The entire thing is utterly rediculous.
> And his device cant be multihomed? He cant have two devices?
He could. But the only evidence of his guilt is the IP address.
It's easy to be GDPR compliant. It just is. You do have to respect your users though, I can see why many companies had trouble with it
>It's easy to be GDPR compliant.
And that's why companies spent millions on just paying lawyers to figure out what it said, right?
>But when it comes to the cost of maintaining GDPR compliance, it found that 88% spend more than $1 million and 40% spend more than $10 million.
If European customers don't make them this money back then there is no point in doing it. It sucks for us, Europeans, but the EU decided for us that we shouldn't have easy access to the whole internet.
Why do it? Because Americans and other non-EU citizens deserve privacy too mate
The institutional doubling down like this never ceases to amaze.
(Also, 90% of complying with GDPR is just ethics -- tell if you sell data to third parties, ask consent if you want to do nonessential processing, etc. -- and 10% is adding boilerplate text like reiterating your rights. But that's a bit of a separate discussion, I just feel like most people are not aware of this when starting these discussions and it might be good to know when talking about the topic.)
To be honest I also don't see the point of the EU blocks, as you say. I assumed it was mostly just lazyness and unwillingness to deal with the issue at all.
I love it, thanks for your apologies.
Universal health care will be the same disaster. Fight it tooth and nail. Protect your healthcare. Maybe you win the case where your son is denied an online advice nurse because he “yelled racial slurs” but it’s too late; maybe he’s terribly sick now, maybe he’s dead. You can sue them but you can’t bring him back.

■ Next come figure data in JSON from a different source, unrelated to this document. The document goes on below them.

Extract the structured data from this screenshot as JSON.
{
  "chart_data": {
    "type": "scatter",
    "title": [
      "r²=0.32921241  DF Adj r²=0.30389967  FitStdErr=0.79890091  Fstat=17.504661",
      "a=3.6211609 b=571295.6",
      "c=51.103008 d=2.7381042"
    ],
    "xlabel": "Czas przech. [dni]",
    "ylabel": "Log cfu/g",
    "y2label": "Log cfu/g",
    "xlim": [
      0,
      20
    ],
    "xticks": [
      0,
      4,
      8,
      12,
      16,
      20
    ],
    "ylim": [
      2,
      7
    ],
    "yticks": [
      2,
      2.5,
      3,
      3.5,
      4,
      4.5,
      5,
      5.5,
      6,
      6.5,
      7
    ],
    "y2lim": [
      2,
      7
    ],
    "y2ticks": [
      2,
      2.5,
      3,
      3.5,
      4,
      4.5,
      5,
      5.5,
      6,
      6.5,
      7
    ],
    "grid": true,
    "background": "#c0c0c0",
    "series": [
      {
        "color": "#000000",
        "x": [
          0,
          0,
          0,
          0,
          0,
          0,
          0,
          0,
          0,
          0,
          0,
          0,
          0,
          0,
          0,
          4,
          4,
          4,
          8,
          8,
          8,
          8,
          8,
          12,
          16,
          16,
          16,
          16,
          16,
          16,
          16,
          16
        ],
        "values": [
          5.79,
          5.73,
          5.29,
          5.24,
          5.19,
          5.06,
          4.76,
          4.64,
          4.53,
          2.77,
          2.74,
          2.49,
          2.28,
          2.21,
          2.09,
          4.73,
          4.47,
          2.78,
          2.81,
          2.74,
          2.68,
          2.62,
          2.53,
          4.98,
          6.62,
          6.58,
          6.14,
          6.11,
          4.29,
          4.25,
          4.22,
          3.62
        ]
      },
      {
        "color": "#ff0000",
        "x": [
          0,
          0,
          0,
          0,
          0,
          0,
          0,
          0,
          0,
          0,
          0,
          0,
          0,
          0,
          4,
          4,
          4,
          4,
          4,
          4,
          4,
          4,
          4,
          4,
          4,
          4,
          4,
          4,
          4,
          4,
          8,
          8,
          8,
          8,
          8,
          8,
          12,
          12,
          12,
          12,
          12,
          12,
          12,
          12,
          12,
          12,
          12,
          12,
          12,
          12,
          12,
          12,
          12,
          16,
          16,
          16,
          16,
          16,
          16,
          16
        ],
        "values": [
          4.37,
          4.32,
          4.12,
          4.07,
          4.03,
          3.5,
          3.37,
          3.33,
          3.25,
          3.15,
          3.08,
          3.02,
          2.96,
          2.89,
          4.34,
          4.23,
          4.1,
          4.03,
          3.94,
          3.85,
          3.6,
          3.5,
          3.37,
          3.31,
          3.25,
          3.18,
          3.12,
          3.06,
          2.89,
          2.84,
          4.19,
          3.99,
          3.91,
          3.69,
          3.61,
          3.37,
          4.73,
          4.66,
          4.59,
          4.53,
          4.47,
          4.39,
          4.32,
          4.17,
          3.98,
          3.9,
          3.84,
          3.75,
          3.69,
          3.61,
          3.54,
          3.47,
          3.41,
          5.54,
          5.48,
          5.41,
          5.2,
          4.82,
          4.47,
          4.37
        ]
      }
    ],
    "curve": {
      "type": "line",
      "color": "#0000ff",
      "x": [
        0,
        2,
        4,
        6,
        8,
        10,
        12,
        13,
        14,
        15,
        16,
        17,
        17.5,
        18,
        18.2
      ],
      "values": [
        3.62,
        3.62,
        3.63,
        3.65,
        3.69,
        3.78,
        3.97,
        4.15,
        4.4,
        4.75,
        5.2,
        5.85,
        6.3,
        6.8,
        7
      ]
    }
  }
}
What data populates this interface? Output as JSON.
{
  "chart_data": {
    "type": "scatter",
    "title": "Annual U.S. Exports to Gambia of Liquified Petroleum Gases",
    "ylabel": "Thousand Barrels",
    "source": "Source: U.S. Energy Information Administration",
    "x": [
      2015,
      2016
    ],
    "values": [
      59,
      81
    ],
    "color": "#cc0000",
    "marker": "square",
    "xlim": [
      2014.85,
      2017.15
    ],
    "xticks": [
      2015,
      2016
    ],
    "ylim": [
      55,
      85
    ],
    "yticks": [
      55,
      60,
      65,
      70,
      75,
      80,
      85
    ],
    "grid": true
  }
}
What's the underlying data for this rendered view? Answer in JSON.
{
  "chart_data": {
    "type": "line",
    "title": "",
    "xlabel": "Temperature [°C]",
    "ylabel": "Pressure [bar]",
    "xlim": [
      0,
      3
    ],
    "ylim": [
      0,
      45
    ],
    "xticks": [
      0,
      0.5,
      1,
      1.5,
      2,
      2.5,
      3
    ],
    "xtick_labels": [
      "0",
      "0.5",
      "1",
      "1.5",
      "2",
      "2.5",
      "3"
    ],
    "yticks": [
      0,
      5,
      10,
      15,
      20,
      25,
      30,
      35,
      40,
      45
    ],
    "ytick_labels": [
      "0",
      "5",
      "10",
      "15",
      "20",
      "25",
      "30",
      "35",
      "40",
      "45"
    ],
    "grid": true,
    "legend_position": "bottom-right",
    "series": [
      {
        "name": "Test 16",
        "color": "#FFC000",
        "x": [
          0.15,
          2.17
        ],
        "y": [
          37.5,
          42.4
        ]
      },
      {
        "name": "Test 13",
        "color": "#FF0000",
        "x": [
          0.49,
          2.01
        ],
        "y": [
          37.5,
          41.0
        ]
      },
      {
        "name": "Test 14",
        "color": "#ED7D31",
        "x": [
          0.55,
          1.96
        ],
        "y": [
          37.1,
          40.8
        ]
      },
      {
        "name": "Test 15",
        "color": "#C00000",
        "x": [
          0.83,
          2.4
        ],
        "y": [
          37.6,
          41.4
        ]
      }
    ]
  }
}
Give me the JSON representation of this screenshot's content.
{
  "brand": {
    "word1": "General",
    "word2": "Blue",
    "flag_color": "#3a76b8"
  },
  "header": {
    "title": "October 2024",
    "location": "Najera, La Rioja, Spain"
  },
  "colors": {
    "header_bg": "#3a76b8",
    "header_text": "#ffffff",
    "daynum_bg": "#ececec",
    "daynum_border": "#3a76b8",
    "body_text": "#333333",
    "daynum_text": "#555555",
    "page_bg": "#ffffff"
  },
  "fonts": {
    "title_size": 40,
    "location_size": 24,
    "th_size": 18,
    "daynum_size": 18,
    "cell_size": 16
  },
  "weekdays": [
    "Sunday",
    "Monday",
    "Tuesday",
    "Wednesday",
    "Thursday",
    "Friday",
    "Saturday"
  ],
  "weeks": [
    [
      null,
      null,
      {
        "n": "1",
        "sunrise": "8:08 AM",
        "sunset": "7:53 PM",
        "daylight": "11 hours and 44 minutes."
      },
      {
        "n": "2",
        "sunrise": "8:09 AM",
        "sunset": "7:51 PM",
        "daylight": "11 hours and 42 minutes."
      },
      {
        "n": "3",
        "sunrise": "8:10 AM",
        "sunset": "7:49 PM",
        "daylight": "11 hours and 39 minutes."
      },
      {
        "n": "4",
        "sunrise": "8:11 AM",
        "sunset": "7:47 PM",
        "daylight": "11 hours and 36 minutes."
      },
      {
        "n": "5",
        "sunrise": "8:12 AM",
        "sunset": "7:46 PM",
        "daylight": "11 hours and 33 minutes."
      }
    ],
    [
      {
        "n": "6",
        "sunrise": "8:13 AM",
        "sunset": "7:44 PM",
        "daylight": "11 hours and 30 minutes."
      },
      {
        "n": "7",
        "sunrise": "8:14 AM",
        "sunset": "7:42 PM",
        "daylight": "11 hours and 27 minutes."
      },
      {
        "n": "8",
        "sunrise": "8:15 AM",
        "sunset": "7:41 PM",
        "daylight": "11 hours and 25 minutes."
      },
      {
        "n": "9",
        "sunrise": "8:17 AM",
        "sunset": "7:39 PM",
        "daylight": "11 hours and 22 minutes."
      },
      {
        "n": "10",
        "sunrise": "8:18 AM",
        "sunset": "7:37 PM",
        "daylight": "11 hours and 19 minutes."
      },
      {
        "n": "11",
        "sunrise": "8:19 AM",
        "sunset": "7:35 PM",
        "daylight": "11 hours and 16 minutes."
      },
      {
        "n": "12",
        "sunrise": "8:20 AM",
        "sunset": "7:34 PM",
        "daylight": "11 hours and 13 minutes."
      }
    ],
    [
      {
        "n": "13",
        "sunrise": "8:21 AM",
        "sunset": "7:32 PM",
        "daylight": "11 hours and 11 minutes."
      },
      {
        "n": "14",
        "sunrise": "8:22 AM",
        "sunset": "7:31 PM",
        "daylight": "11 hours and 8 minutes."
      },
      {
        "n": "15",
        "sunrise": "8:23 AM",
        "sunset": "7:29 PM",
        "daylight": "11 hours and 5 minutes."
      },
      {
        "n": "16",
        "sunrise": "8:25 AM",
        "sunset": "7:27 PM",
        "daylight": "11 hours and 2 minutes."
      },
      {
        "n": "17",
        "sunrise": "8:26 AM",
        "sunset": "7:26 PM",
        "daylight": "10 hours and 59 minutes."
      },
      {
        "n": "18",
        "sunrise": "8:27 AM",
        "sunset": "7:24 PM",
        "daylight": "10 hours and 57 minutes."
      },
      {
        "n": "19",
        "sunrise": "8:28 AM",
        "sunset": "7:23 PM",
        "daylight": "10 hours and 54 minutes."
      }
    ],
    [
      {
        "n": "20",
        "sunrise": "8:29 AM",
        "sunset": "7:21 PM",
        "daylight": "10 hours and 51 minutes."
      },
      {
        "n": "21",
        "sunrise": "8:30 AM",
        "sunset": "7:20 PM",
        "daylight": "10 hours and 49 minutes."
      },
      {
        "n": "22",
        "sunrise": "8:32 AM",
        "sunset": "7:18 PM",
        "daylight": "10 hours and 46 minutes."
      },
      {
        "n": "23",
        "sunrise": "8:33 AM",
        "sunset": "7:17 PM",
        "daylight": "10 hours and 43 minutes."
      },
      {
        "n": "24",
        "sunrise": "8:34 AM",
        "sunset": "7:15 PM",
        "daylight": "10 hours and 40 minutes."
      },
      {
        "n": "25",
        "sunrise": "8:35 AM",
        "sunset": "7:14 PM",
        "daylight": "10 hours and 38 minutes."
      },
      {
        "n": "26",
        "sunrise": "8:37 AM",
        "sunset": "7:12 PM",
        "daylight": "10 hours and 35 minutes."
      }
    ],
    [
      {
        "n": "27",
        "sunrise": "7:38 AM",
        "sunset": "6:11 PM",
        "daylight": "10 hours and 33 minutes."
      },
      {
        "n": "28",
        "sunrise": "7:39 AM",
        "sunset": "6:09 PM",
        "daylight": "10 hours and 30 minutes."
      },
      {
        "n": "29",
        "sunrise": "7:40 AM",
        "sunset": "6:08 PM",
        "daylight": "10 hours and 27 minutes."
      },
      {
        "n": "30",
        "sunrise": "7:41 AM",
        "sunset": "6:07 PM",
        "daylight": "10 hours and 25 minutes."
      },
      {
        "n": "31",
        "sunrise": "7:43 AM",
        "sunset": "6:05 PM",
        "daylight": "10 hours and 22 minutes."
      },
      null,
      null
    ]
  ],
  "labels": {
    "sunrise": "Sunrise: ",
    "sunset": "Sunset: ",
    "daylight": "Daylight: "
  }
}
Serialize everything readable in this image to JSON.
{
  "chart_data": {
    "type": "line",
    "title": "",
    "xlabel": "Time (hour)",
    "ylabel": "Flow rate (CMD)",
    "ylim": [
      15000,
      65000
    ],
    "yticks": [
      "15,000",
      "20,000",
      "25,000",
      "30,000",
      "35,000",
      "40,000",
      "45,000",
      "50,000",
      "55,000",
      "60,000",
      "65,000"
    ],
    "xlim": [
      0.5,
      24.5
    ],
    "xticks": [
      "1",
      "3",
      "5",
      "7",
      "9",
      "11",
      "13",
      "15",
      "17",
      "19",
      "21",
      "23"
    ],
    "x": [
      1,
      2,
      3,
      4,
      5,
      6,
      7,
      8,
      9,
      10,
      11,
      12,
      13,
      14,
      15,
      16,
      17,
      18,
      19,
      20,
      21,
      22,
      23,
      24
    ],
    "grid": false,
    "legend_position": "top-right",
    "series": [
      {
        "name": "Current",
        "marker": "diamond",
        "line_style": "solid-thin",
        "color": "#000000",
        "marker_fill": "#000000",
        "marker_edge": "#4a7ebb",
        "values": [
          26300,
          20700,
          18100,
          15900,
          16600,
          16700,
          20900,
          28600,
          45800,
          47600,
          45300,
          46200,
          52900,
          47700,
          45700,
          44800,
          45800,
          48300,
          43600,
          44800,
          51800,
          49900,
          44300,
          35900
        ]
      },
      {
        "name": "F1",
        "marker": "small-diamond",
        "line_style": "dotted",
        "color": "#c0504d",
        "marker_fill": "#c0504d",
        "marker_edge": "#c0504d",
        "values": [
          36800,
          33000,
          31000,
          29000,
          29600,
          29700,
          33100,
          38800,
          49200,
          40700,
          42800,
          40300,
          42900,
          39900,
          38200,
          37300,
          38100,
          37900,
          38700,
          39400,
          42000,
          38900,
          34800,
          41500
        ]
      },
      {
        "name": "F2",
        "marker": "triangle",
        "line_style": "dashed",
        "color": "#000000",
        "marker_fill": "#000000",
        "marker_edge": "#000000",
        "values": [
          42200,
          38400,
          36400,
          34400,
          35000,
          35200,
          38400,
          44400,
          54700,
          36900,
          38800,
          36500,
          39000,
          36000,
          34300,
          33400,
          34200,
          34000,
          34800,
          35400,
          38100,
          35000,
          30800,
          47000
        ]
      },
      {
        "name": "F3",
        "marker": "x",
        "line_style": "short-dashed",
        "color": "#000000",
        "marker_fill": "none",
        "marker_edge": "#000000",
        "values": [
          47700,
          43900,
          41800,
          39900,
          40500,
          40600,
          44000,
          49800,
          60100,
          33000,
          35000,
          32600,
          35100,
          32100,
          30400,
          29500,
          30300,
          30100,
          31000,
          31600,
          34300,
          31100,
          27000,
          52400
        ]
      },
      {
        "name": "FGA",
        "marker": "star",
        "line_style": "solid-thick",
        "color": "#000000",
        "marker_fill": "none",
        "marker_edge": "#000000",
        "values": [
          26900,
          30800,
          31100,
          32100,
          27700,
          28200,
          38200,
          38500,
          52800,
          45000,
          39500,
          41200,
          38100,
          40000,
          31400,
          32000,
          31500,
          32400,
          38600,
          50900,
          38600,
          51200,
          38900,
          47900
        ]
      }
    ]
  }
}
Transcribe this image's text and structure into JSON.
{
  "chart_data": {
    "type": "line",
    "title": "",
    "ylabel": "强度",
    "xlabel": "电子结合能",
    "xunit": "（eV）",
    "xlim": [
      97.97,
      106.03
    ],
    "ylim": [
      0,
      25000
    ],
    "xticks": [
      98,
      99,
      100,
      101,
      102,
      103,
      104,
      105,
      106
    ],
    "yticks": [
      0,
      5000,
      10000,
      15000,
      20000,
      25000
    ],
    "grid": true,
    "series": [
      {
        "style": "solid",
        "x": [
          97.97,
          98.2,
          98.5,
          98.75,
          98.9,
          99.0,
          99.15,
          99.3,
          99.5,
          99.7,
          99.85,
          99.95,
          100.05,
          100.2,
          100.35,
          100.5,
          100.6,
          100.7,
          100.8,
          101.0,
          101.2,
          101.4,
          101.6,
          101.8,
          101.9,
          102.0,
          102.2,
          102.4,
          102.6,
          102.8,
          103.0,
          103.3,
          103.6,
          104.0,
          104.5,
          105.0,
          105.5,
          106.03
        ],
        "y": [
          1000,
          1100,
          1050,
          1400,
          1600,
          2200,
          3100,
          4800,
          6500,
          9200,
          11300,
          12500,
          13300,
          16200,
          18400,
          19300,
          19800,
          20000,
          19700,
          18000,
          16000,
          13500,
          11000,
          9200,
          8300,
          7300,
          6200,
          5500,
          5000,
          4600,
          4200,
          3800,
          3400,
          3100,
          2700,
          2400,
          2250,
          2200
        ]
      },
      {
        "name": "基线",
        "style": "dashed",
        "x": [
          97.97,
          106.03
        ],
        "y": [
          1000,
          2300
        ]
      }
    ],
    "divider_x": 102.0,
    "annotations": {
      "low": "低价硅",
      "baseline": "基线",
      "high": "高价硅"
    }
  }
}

Just like this kid’s grade is gone. He fails this one. And you can sue but he’s not going to get it back. The learning is gone.
Constantly beware those who arrogate to themselves great power over you.
Twice the horror is hardly an appealing idea.
In my experience, private schools are much more likely to expel someone than public schools. At my private school they tried to work out who was writing prank reviews of the school online and threatened that they had requested the users IP from the review service. I'm guessing they failed when the IP was just the schools shared address.
Legally, private schools arr less constrained, because due process rights don’t apply.
And why would private schools be better in this regard?
American corporations are notorious for engaging in thought policing. In your current system you’ll get fired and lose your health insurance for cracking your knuckles the wrong way.
This is an American problem, not a public vs. private problem.